The conspiracy to destroy the ruling family of the Annurian Empire is far from over.
Having learned the identity of her father’s assassin, Adare flees the Dawn Palace in search of allies to challenge the coup against her family. Few trust her, but when she is believed to be touched by Intarra, patron goddess of the empire, the people rally to help her retake the capital city. As armies prepare to clash, the threat of invasion from barbarian hordes compels the rival forces to unite against their common enemy. Unknown to Adare, her brother Valyn, renegade member of the empire’s most elite fighting force, has allied with the invading nomads. The terrible choices each of them has made may make war between them inevitable.
Between Valyn and Adare is their brother Kaden, rightful heir to the Unhewn Throne, who has infiltrated the Annurian capital with the help of two strange companions. The knowledge they possess of the secret history that shapes these events could save Annur or destroy it.
I wasn’t too keen on The Emperor’s Blades, the first novel from Brian Stavely’s The Chronicles of the Unhewn Throne, and I wasn’t initially planning on reading the second book, but given the vast amount of praise that the sequel was receiving with positive reviews from pretty much everywhere, I thought I’d give it a shot and I certainly wasn’t disappointed, with this novel emerging as a strong contender to be among this year’s best come the end, even though it is only the start of February.
The book itself follows from the aftermath of the first novel, with the Conspiracy against the ruling family of the Annurian Empire far from over. The book continues to follow the adventures of Adare, Valyn and Kaden, all caught up in their own troubles which are rapidly escalating as each character continues to get plenty of development. Adare is on the run having escaped the Dawn Palace in the aftermath of the coup, but has nowhere to turn to with few people willing to trust her until she starts to claim that she’s being touched by Intarra, the patron goddess of the empire. But to make matters worse, and unknown to Adare, her brother Valyn has joined up with invading barbarian hordes, a threat so terrible that it is forcing the rivals to combine against a common foe. And finally, caught in between the two, is Kaden, the rightful heir to the throne, who has infiltrated the Annurian capital with two mysterious allies.

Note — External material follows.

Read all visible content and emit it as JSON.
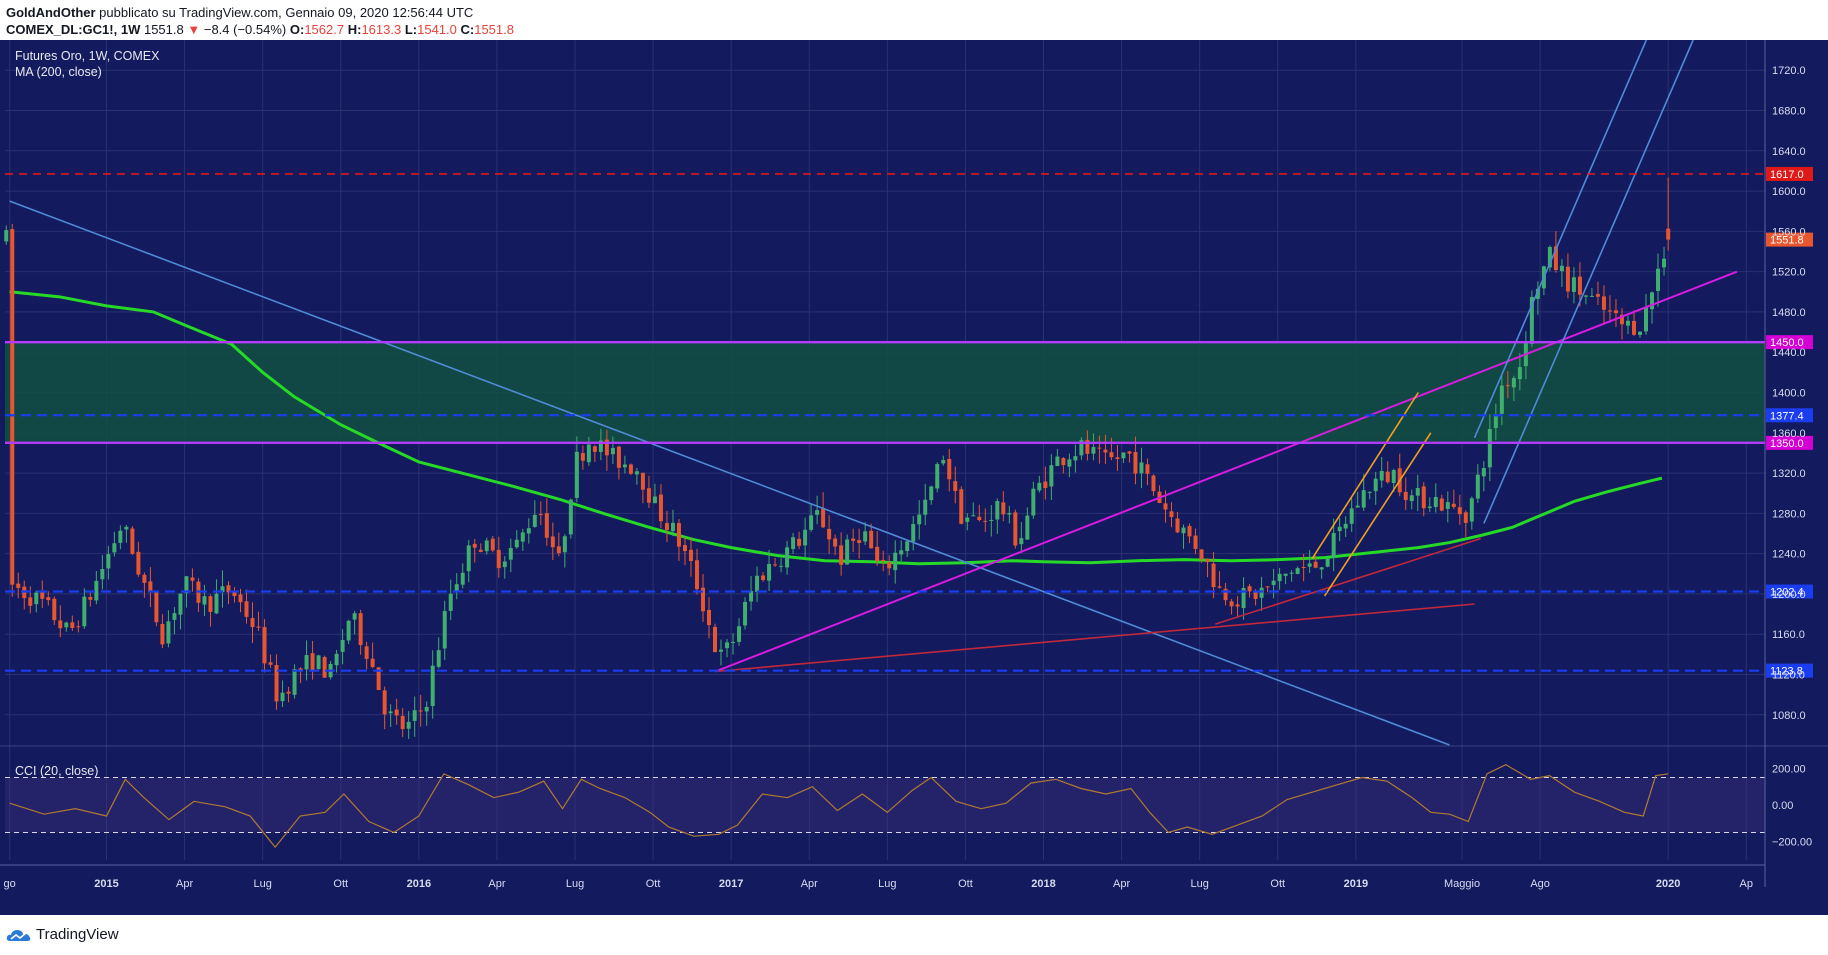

If you’re looking for an example of a sequel that beats the previous book in terms of quality, then The Providence of Fire is certainly one that I’m going to point you in the direction of. It’s a step up in every sense, of the word, bigger, wider and more expansive with greater attention to not only characters but also the world that they inhabit. What could have been a book designed to only set up a third instalment instead becomes a defining novel that pushes this series into the status of “must-read” novels. It’s just that good.
The book itself gives Adare plenty of things to do after she spent much of The Emperor’s Blades doing little whilst Valyn and Kaden got up to all the action. Her part in The Providence of Fire turns out to be one of the most exciting and engaging, with Adare shaping up to be one of the more enthralling characters of the book with a great element of political intrigued added to her, and it’s good to see that the development of the character has really paid off. On top of that, her supporting cast is fleshed out as well with plenty of interesting characters that help give her section of the story a massive, welcoming improvement.

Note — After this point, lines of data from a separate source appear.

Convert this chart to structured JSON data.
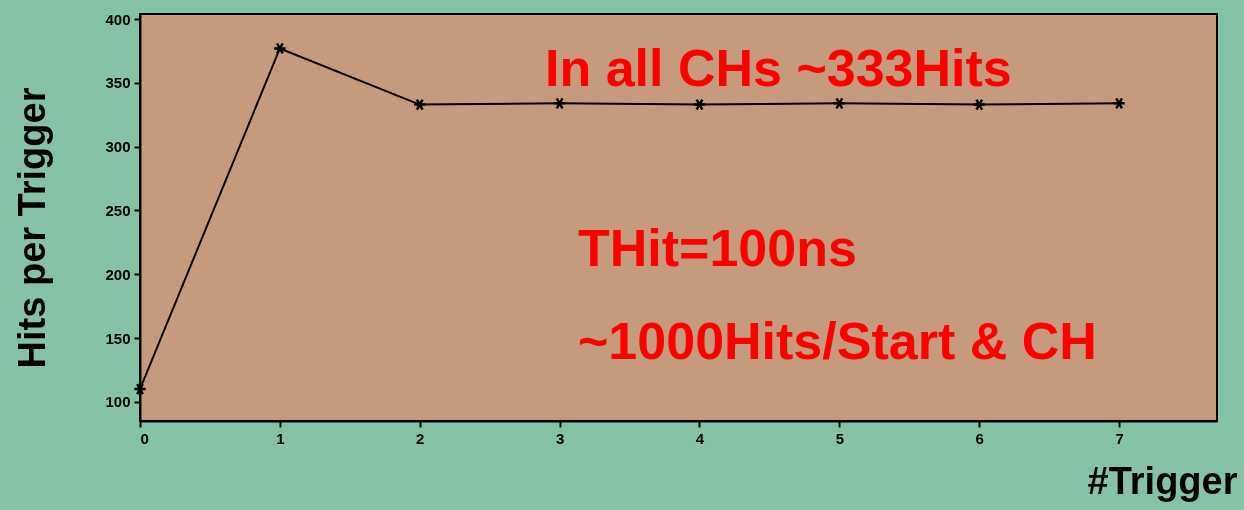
{
  "chart_data": {
    "type": "line",
    "xlabel": "#Trigger",
    "ylabel": "Hits per Trigger",
    "x": [
      0,
      1,
      2,
      3,
      4,
      5,
      6,
      7
    ],
    "series": [
      {
        "color": "#000000",
        "values": [
          110,
          377,
          333,
          334,
          333,
          334,
          333,
          334
        ]
      }
    ],
    "xlim": [
      0,
      7.7
    ],
    "xticks": [
      0,
      1,
      2,
      3,
      4,
      5,
      6,
      7
    ],
    "ylim": [
      85,
      404
    ],
    "yticks": [
      100,
      150,
      200,
      250,
      300,
      350,
      400
    ],
    "marker": "cross",
    "line_style": "solid",
    "grid": false,
    "annotations": [
      "In all CHs   ~333Hits",
      "THit=100ns",
      "~1000Hits/Start & CH"
    ]
  }
}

With The Providence of Fire being larger than The Emperor’s Blades in terms of page count, there’s a lot to work with. As well as Adare, we spent plenty of time with Kaden and Valyn and all of these characters get some great development as their parts become more interesting and more engaging as this book starts to have a greater feel of epicness than the first. There’s a sense of urgency, unpredictability and several moments of great tension. It’s what The Dark Knight was to Batman Begins, and those of you who know just how better the former film was to the latter then you’ll know what to expect from this book.
For such a large novel some writers can fall into the trap of making parts drag, particularly towards the middle section, when they expand their world further, but Staveley makes no mistake here and keeps the pacing spot on for the most part. There are a few transitional problems that don’t quite work as well as they should, but despite this, they’re only minor issues and won’t detract from your reading experience as a whole.
As a result,The Providence of Fire is very good indeed. It’s a far superior second novel to the first one, and if you were put off by The Emperor’s Blades (or even if you loved it), then I can strongly recommend that you give Staveley’s The Chronicles of the Unhewn Throne a second shot. Because trust me, you won’t regret it. Expect this to feature on the top 25 books of 2015 come the year’s end for sure. It’s such a shame that the next novel doesn’t come out until 2016.